The team are winning? 

Rosie Right

A high-school student has asked Rosie to discuss the use of verbs with collective nouns. Her query was about the noun team. She and a teacher disagreed about whether a plural or singular verb should be used with this noun. Fortunately, Rosie was able to reply that they both can be correct, depending on whether the writer is thinking of the team as a unit or as a collection of individuals.

Theodore Bernstein in "The Careful Writer" says: "Whether to treat collective nouns as singular or plural is a continuing source of perplexity. The British seem to resolve their doubts in favor of the plural; the Americans seem to resolve theirs in favor of the singular. Both should resolve them in favor of good sense.

"If the idea of oneness predominates, treat the noun as a singular ('The number of accidents is larger this year' — because number is thought of as total.) If the idea of more-than-oneness predominates, treat the noun as a plural. ('A great number of accidents are preventable — because number is equivalent to many.')
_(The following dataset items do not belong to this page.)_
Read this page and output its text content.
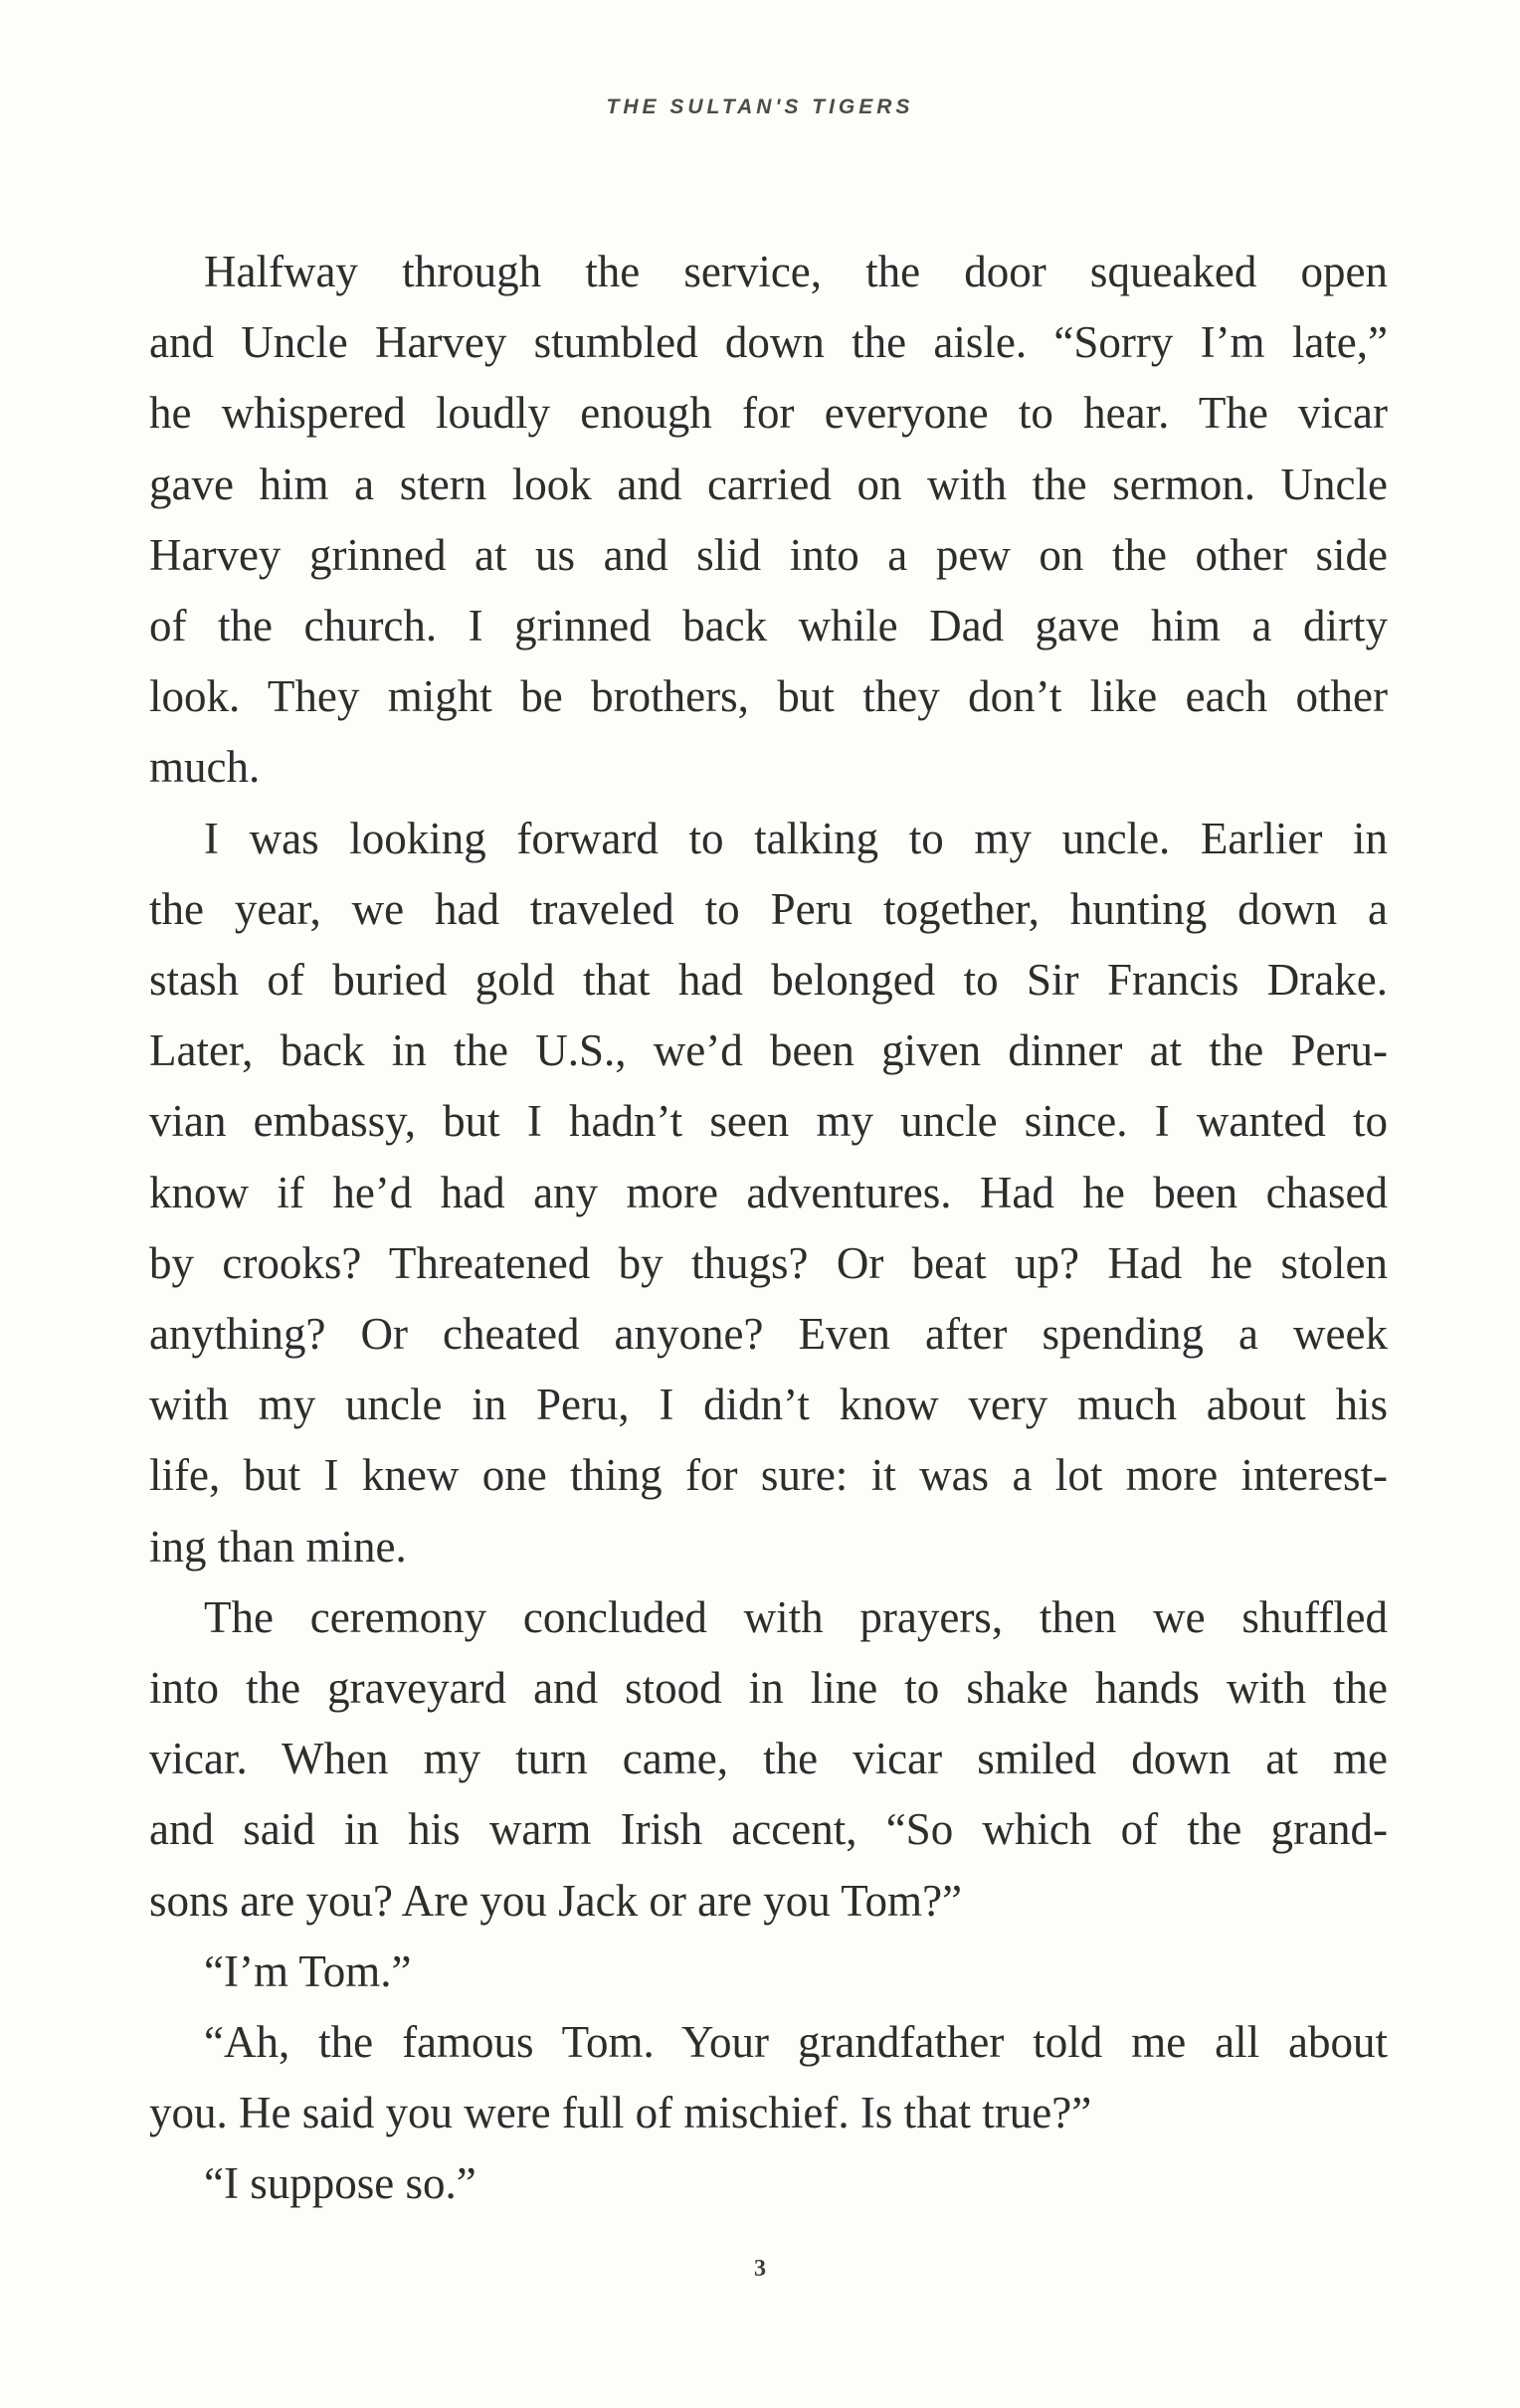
THE SULTAN'S TIGERS
Halfway through the service, the door squeaked open
and Uncle Harvey stumbled down the aisle. “Sorry I’m late,”
he whispered loudly enough for everyone to hear. The vicar
gave him a stern look and carried on with the sermon. Uncle
Harvey grinned at us and slid into a pew on the other side
of the church. I grinned back while Dad gave him a dirty
look. They might be brothers, but they don’t like each other
much.
I was looking forward to talking to my uncle. Earlier in
the year, we had traveled to Peru together, hunting down a
stash of buried gold that had belonged to Sir Francis Drake.
Later, back in the U.S., we’d been given dinner at the Peru-
vian embassy, but I hadn’t seen my uncle since. I wanted to
know if he’d had any more adventures. Had he been chased
by crooks? Threatened by thugs? Or beat up? Had he stolen
anything? Or cheated anyone? Even after spending a week
with my uncle in Peru, I didn’t know very much about his
life, but I knew one thing for sure: it was a lot more interest-
ing than mine.
The ceremony concluded with prayers, then we shuffled
into the graveyard and stood in line to shake hands with the
vicar. When my turn came, the vicar smiled down at me
and said in his warm Irish accent, “So which of the grand-
sons are you? Are you Jack or are you Tom?”
“I’m Tom.”
“Ah, the famous Tom. Your grandfather told me all about
you. He said you were full of mischief. Is that true?”
“I suppose so.”
3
As usual, Frederick Crews' response to this query in The Random House Handbook, Sixth Edition, is clear:

"A collective noun is one having a singular form but referring to a group of members: administration, army, audience, class, crowd, orchestra, team, and so forth. This conflict between form and meaning can lead to agreement problems. But in general you should think of a collective noun as singular and thus make the verb singular, too.

"Once in a while, however, you may want to emphasize the individual members of the group. Then you should make the verb plural:

"'The faculty have come to their assignments from all over the world.'"

These answers seem simple, but when we must make the choice in a specific bit of writing, deciding what to do can be confusing.

Reader Linda Winkler has caught us: In the restaurant review on May 8 we said: "The manager was still feeling badly about the soft-shells …."

Of course we should have said bad. If the manager felt badly there must have been something wrong with his sense of touch. The copy editor most certainly should have caught that before it was printed. Touché.